Les OCH peuvent être transplantés dans des animaux non humains (xénotransplantation). Nous avons traité plus haut des limites au développement des OCH dues notamment à l’absence de vascularisation. Afin de pallier ce problème, des chercheurs ont implanté des OCH dans des cerveaux de rats nouveau-nés vivants. Profitant ainsi de vascularisation et de stimuli externes, ces OCH ont pu alors se développer davantage, établir des connexions avec le cerveau des rats et même influencer le comportement de ceux-ci.
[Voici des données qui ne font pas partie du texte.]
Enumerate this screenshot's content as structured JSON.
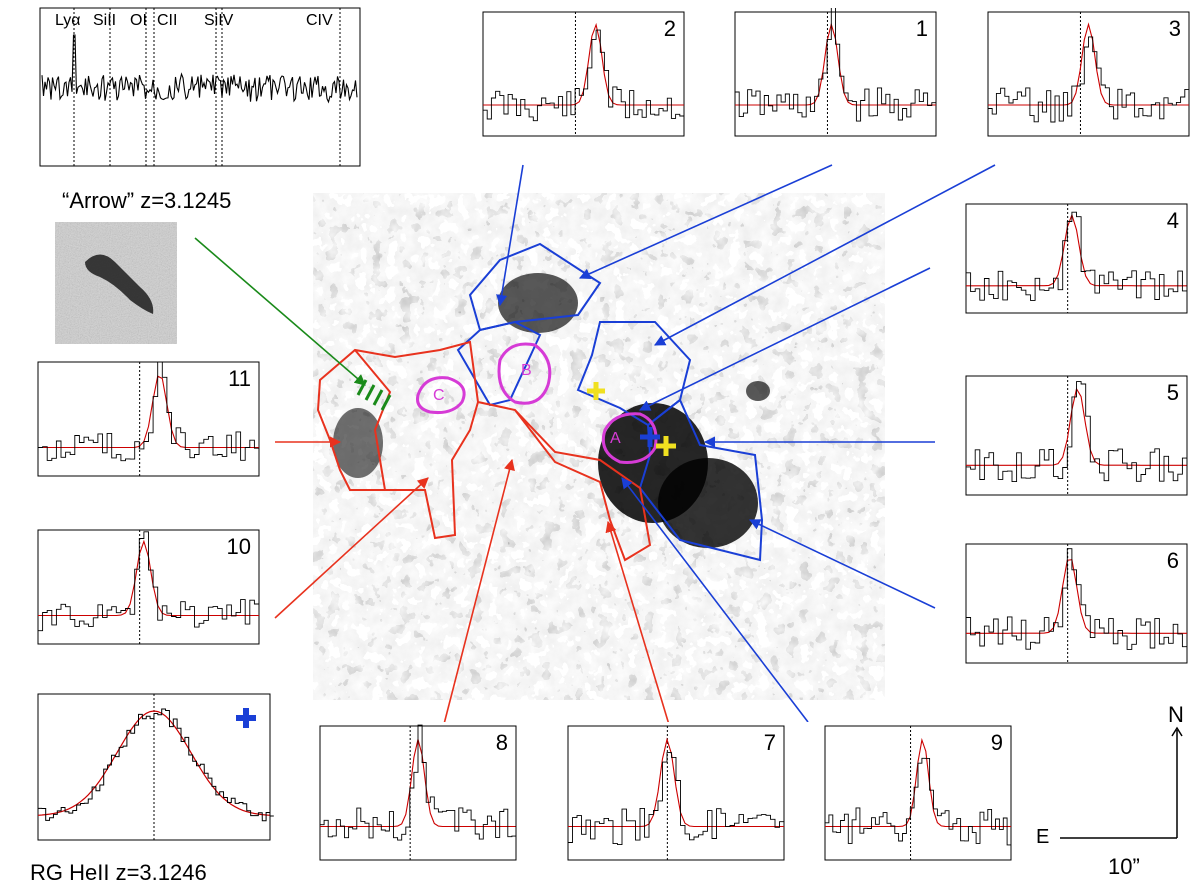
{
  "figure": {
    "top_spectrum": {
      "line_labels": [
        "Lyα",
        "SiII",
        "OI",
        "CII",
        "SiIV",
        "CIV"
      ]
    },
    "arrow_label": "“Arrow” z=3.1245",
    "rg_label": "RG HeII z=3.1246",
    "compass": {
      "north": "N",
      "east": "E",
      "scale": "10”"
    },
    "regions_magenta": [
      "A",
      "B",
      "C"
    ],
    "panels": [
      {
        "id": "2",
        "label": "2"
      },
      {
        "id": "1",
        "label": "1"
      },
      {
        "id": "3",
        "label": "3"
      },
      {
        "id": "4",
        "label": "4"
      },
      {
        "id": "5",
        "label": "5"
      },
      {
        "id": "6",
        "label": "6"
      },
      {
        "id": "11",
        "label": "11"
      },
      {
        "id": "10",
        "label": "10"
      },
      {
        "id": "8",
        "label": "8"
      },
      {
        "id": "7",
        "label": "7"
      },
      {
        "id": "9",
        "label": "9"
      }
    ],
    "colors": {
      "blue": "#1a3fd6",
      "red": "#e8321e",
      "green": "#1a8a1a",
      "magenta": "#d63bd6",
      "yellow": "#f0e020",
      "fit": "#cc0000"
    }
  }
}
Si ces expérimentations peuvent être troublantes pour certaines personnes, le développement et l’intégration des OCH avec les cerveaux de rongeurs restent très limités. La transplantation d’OCH dans des organismes plus près de l’humain pourrait donner des résultats beaucoup plus éthiquement problématiques. Par exemple, la transplantation dans de grands singes comme le chimpanzé pourrait augmenter significativement la possibilité que les OCH se développent, croissent et s’intègrent avec le cerveau de l’hôte. Dans ces circonstances, des experts s’inquiètent que les tissus neuronaux humains prennent suffisamment de place physiquement et fonctionnellement (cognition, émotions) pour produire de nouveaux organismes hybrides. Les formes que pourraient prendre ces organismes mi-singe, mi-humain, sont largement imprévisibles et leur statut moral sera difficile à déterminer.    

Enfin, des éthiciens s’inquiètent qu’on puisse un jour créer des OCH suffisamment complexes pour acquérir des propriétés comme la sentience (capacité d’éprouver consciemment des états affectifs positifs et négatifs), ou encore la conscience (capacité de vivre des expériences subjectives du monde et de son corps, de vivre une variété d'états mentaux, de posséder un sens de soi). Des chercheurs ont observé des réactions à des stimuli lumineux dans des OCH comprenant des cellules rétiniennes. À l’heure actuelle, on peut déjà produire des entités plus complexes en assemblant des OCH avec d’autres types d’organoïdes ou tissus. Il n’y a pas actuellement de consensus sur la question de savoir si des assemblages complexes d’organoïdes pourront un jour acquérir des formes de sentience ou de conscience. Ce débat est, de surcroît, complexifié par le fait qu’il n’y a pas de consensus sur le sens précis de ces deux derniers concepts. Quoiqu’il en soit, s’ils existent un jour, ce sera vraisemblablement dans un avenir encore lointain.

Les OCH ont le potentiel d’apporter des progrès importants en recherche sur le développement du cerveau et sur les maladies touchant le cerveau. Ils pourraient permettre d’identifier des cibles thérapeutiques et tester des médicaments. Ces recherches pourraient être réalisées sans recourir à des embryons humains de plus de 14 jours et en réduisant l’utilisation de modèles animaux. Cependant, la création éventuelle d’organismes hybrides partiellement humains ou encore d’organoïdes complexes sentients soulève des enjeux éthiques considérables.